My friend R. let me try a bite of her goat cheese and tomato quiche and it tasted perfectly Parisian. The crust was sublime–flaky and buttery. I am certain to order the quiche next time. (A note for the menu–Argentines call a quiche “tarta.”) Everyone shared a decadent slice of dulce de leche and chocolate ganache for dessert, concluding our conversations with cafe con leche.
The ambiance was quaint and warm. Sirop’s seats are sea foam green, banquette style, and the walls are pastel pinks and oranges. The French first lady, Carla Bruni, sang romantic ballads as a background to our conversation.
While the cost is higher than I would usually pay during the work week, I consider the offerings, tastes, and surroundings well worth it. Sirop calls itself a “Resto, Tea Corner, and Pasteleria.”
Recoleta – 4813-5900
The weather is cooling here; I think I may have missed out on the summer. The rain has chilled the city off into a fall lull. I’m listening to Roy Orbison’s “Only the Lonely” with the cool, pregnant breeze floating through our window. Our neighbors are all silent tonight. Strange that this is the witching hour. Then again, it is 2:30 at night. We’ve been going to sleep very late.
I had planned to post numerous pictures today, but as I finished lunch in Palermo Viejo, a boutique area of the city, I found that our old camera has broken. It was as if the viewer had gone blind. The screen was black; the pictures I tried to take turned out black. This is especially humorous to me as I just endeavored to learn how to use it. I’m not too concerned, though, because we have a new camera in our possession.

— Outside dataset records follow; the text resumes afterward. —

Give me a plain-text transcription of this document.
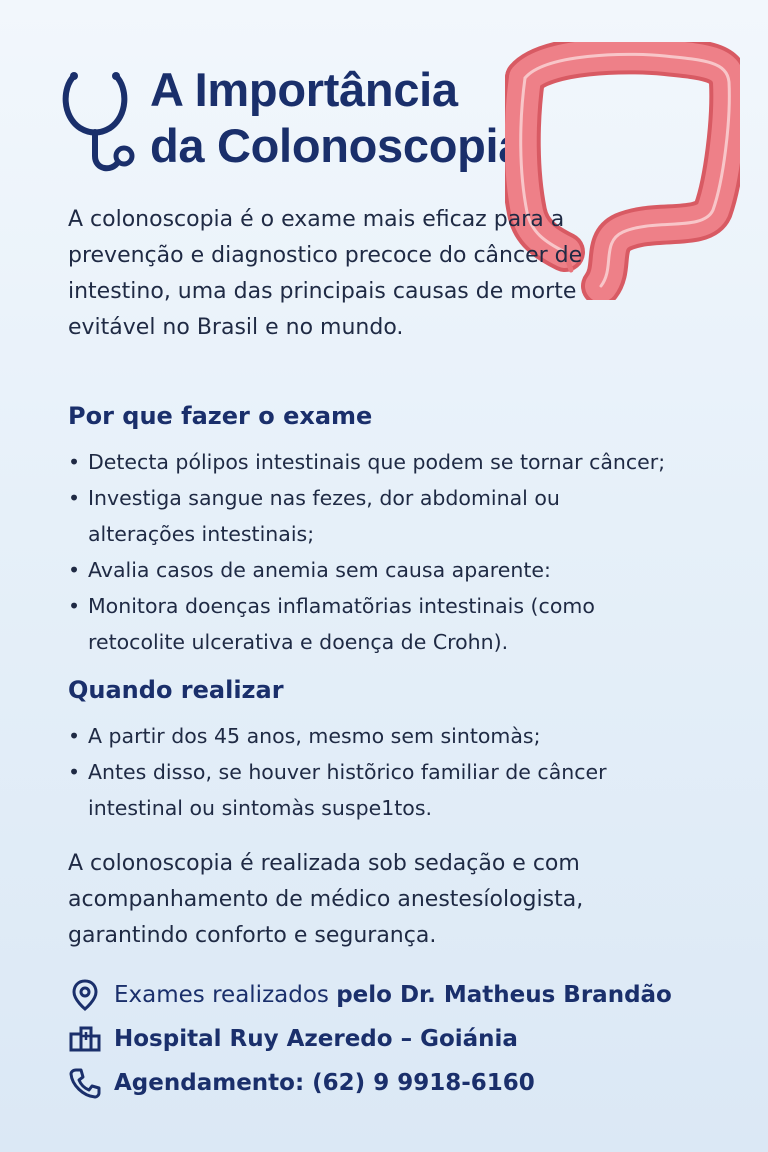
A Importância
da Colonoscopia

A colonoscopia é o exame mais eficaz para a prevenção e diagnostico precoce do câncer de intestino, uma das principais causas de morte evitável no Brasil e no mundo.

Por que fazer o exame
• Detecta pólipos intestinais que podem se tornar câncer;
• Investiga sangue nas fezes, dor abdominal ou alterações intestinais;
• Avalia casos de anemia sem causa aparente:
• Monitora doenças inflamatõrias intestinais (como retocolite ulcerativa e doença de Crohn).
Quando realizar
• A partir dos 45 anos, mesmo sem sintomàs;
• Antes disso, se houver histõrico familiar de câncer intestinal ou sintomàs suspe1tos.

A colonoscopia é realizada sob sedação e com acompanhamento de médico anestesíologista, garantindo conforto e segurança.

Exames realizados
pelo Dr. Matheus Brandão
Hospital Ruy Azeredo – Goiánia
Agendamento: (62) 9 9918-6160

As I petulantly tried to revive the camera, I sipped cafe con leche at a coffee house around the corner from our apartment, “Petaluma.” It boasted that it is a ‘cafe for baristas.’ That sounded like the perfect fit for me. The local custom is to have breakfast of cafe con leche (coffee with hot milk) and mini croissants which they call “medialunas.” I have not done this yet, but I watched all of the locals purchasing afternoon cakes and croissants. The baristas were very kind and smiled at me, so I think I may become a regular.
I’ll leave you with another dirty cat tonight from Recoleta.
It’s been pouring today as it has on and off for the past three days. I actually enjoy the cool humidity it brings, but today E. and I got caught in the downpour while walking back from the Recoleta neighborhood. We walked through flash flood waters in what became cobblestone streams rather than streets. Recoleta is a distinguished upper-class enclave with a lot of European style houses. The cemetery where Evita Peron is entombed is also here. Our neighborhood, Palermo, is next to Recoleta.
We met some American friends-of-friends who live in the neighborhood and had lunch, stopping at the nearby mausoleum afterwards. One of the most fabulous attributes of Buenos Aires that I haven’t mentioned is the number of cats and dogs in the city. Some of you may be familiar with my affection for animals and young aspirations of veterinary work. The dogs are primarily the happy side to this story–they usually have loving homes. I see more dogs than children on the street. Our American friend confessed to seeing a dog walker holding the leashes of ten dogs with a beagle bundled in his arms like an infant.
Beagles seem to be the Buenos Aires mascot, followed closely to golden retrievers and miniature schnauzers.
The cats’ fates are a little more dismal. They proliferate in the cemeteries and city parks. I have not found literature on cats being spayed or neutered, which is regretful. The feral cats are, however, doted upon by locals who leave leftovers and cat tidbits throughout the parks. I had an entire audience of cats in Carlos Thays Park, but I declined petting due to their questionable (infested?) fur.